(a)     Use the Euclidean algorithm to find gcd(\(12\,306\), 2976) .

(b)     Hence give the general solution to the diophantine equation \(12\,306\)x + 2976y = 996 .

(a)     \(12\,306 = 4 \times 2976 + 402\)     M1

\(2976 = 7 \times 402 + 162\)     M1

\(402 = 2 \times 162 + 78\)     A1

\(162 = 2 \times 78 + 6\)     A1

\(78 = 13 \times 6\)

therefore gcd is 6     R1 

[5 marks]

(b)     \(6|996\) means there is a solution

\(6 = 162 - 2(78)\)     (M1)(A1)

\( = 162 - 2\left( {402 - 2(162)} \right)\)

\( = 5(162) - 2(402)\)     (A1)

\( = 5(2976) - 7(402)} \right) - 2(402)\)

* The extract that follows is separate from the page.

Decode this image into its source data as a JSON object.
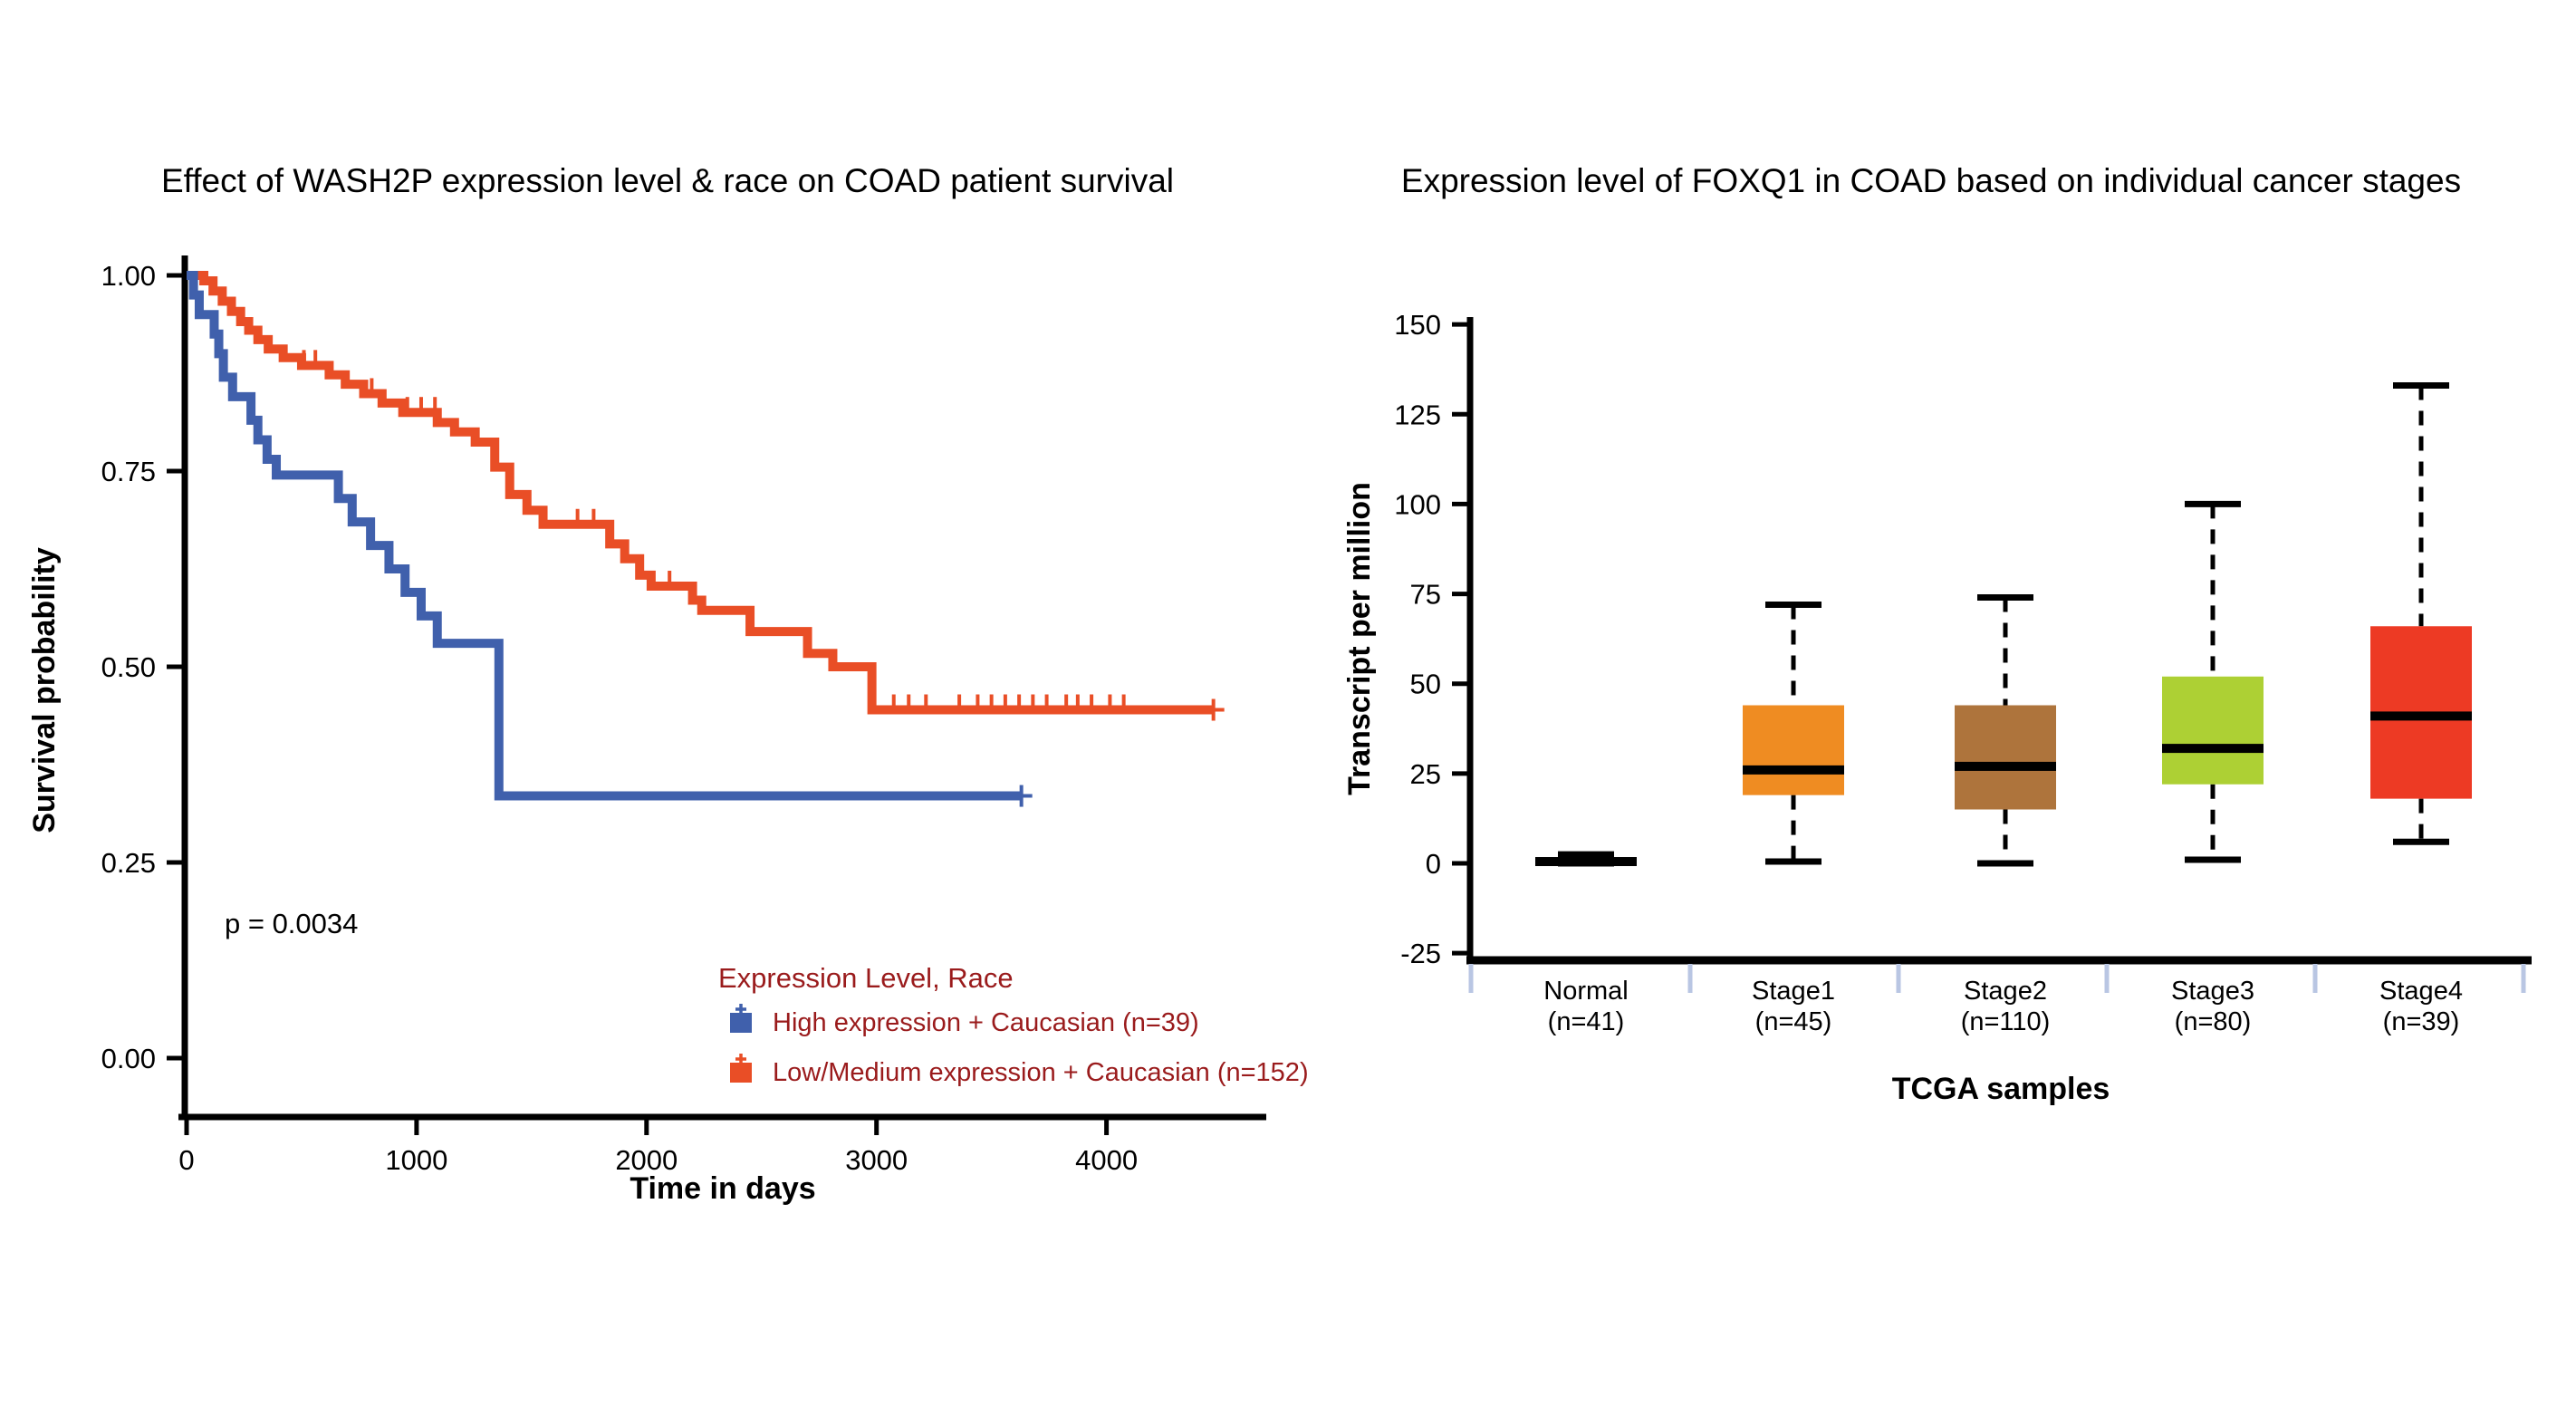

\( = 5(2976) - 37(402)\)     (A1)

\( = 5(2976) - 37\left( {12\,306 - 4(2976)} \right)\)

\( = 153(2976) - 37(12\,306)\)     (A1)

\(996 = 25\,398(2976) - 6142(12\,306)\)

\( \Rightarrow {x_0} = - 6142,{\text{ }}{y_0} = 25\,398\)     (A1)

\( \Rightarrow x = - 6142 + \left( {\frac{{2976}}{6}} \right)t = - 6142 + 496t\)

\( \Rightarrow y = 25\,398 - \left( {\frac{{12\,306}}{6}} \right)t = 25\,398 - 2051t\)     M1A1A1

[9 marks]

Total [14 marks]

Part (a) of this question was the most accessible on the paper and was completed correctly by the majority of candidates. Most candidates were able to start part (b), but a number made errors on the way and quite a number failed to give the general solution.